L'annonce mercredi 24 août par Gilles de Robien du recrutement de 45 000 jeunes adultes à des « emplois de vie scolaire » plonge le monde éducatif, au delà de la nécessité que représentait une telle annonce, dans la perplexité et une certaine frustration. Il convient tout d'abord de clarifier ces 45 000 « recrutements ». En effet, de 25 000 à 27 000 ne seront que des reconductions d'emplois existants (le ministère n'étant pas même en mesure de les chiffrer !). Ainsi donc, c'est uniquement entre 18 000 et 20 000 postes nouveaux qui seront créés.

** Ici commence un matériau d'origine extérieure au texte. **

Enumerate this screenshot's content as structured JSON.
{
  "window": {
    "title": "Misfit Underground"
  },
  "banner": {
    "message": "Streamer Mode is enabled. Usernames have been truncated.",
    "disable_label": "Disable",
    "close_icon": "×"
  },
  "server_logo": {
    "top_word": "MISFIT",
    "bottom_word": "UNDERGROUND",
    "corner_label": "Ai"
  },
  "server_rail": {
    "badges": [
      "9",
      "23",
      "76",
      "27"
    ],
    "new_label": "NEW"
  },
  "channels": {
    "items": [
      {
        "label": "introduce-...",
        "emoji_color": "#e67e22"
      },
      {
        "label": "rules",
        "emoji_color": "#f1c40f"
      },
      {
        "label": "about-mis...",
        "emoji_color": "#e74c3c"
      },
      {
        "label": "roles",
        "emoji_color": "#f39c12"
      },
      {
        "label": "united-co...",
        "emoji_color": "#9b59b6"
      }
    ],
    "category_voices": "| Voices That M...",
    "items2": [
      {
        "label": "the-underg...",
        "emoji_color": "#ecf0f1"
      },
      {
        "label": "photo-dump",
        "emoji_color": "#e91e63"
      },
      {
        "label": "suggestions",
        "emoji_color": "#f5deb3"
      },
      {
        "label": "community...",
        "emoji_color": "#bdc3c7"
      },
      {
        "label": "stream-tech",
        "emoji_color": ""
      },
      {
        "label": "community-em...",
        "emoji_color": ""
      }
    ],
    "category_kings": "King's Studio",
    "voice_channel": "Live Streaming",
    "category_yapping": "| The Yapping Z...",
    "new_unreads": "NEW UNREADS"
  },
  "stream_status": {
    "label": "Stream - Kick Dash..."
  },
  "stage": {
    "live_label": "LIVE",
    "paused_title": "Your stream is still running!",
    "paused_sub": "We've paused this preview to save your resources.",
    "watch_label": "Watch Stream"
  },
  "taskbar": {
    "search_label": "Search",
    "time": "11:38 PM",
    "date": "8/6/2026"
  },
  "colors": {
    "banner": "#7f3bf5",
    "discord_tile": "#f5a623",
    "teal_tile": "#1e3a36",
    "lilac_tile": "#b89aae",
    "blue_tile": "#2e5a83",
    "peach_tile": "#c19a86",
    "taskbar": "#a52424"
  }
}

Quant à la nouveauté, il faut le dire vite ! Les habitués du service public d'éducation n'ont pas oublié la présence des emplois jeunes du gouvernement Jospin et ses aides éducateurs, auxquels avaient succédés les assistants d'éducation (avec l'insuccès de recrutement que l'on sait !). Ils n'ont surtout pas oublié la formidable mobilisation de tous les personnels de l'éducation nationale au printemps 2003, dont l'une des revendications principales était d'éviter la suppression doctrinale par les dogmatiques et libéraux gouvernements Raffarin des aides éducateurs. Le mépris affiché à l'époque par Luc Ferry et Jean-Pierre Raffarin n'a d'égal que la candide innocence avec laquelle le gouvernement de Villepin vient nous annoncer en grande pompe sa « trouvaille » de la rentrée. Nul doute que les enseignants auront de la mémoire avant de pouvoir exprimer dans les urnes leur rancœur.

 

Mais à y regarder de plus près, les postes qui vont être pourvus à la rentrée manquent singulièrement d'ambition et de sérieux. Tout d'abord, les contrats proposés ne vont que de six mois à deux ans (contre jusqu'à cinq ans pour les aides éducateurs). De plus, aucune qualification (pas même le bac comme c'était auparavant le cas !) n'est exigée. Mis en parallèle avec la diminution constante du nombre d'enseignants depuis trois ans, force est de constater une dévalorisation croissante de l'Ecole républicaine et des exigences qu'elle se doit de véhiculer. Et ce n'est pas la formation promise qui permettra aux titulaires de ces « emplois de vie scolaire » d'avoir les capacités d'accompagnement et d'encadrement nécessaires à la gestion de groupes d'élèves.

Il est intéressant de constater qu'une fois de plus, cette mesure court sur plusieurs mois et que de fait, ces postes ne seront pas pourvus à la rentrée. Or on sait très bien que c'est dans la réussite d'une rentrée au sein d'un établissement que se situe la clé d'une année scolaire apaisée et pacifiée, propre ensuite à la mise en place d'un enseignement de qualité durant les cours. Car contrairement à ce que l'on peut croire en voyant avec quelle légèreté les gouvernements successifs gèrent ces emplois d'encadrement, c'est l'un des facteurs fondamentaux de réussite qu'ils recouvrent. Ainsi, si les enseignements sont dispensés face à des élèves par un professeur dans une salle de classe, la tenue du groupe durant le cours dépend pour partie non négligeable de la vie des enfants dans leur journée. Or celle-ci a lieu dans l'établissement et se doit donc d'être encadrée et couverte par des valeurs éducatives.

 

A cette annonce de recrutement de vie scolaire a été couplée le lancement par le Ministre de l'emploi (en l'occurrence ministre bis de l'Education Nationale !) Jean Louis Borloo de 200 projets de « réussite éducative » qui sont censés apporter un «  soutien individualisé et personnalisé aux jeunes en fragilité en prenant en compte la globalité de leurs difficultés scolaires, sanitaires et sociales  ». Là encore, n'ayons pas la mémoire courte.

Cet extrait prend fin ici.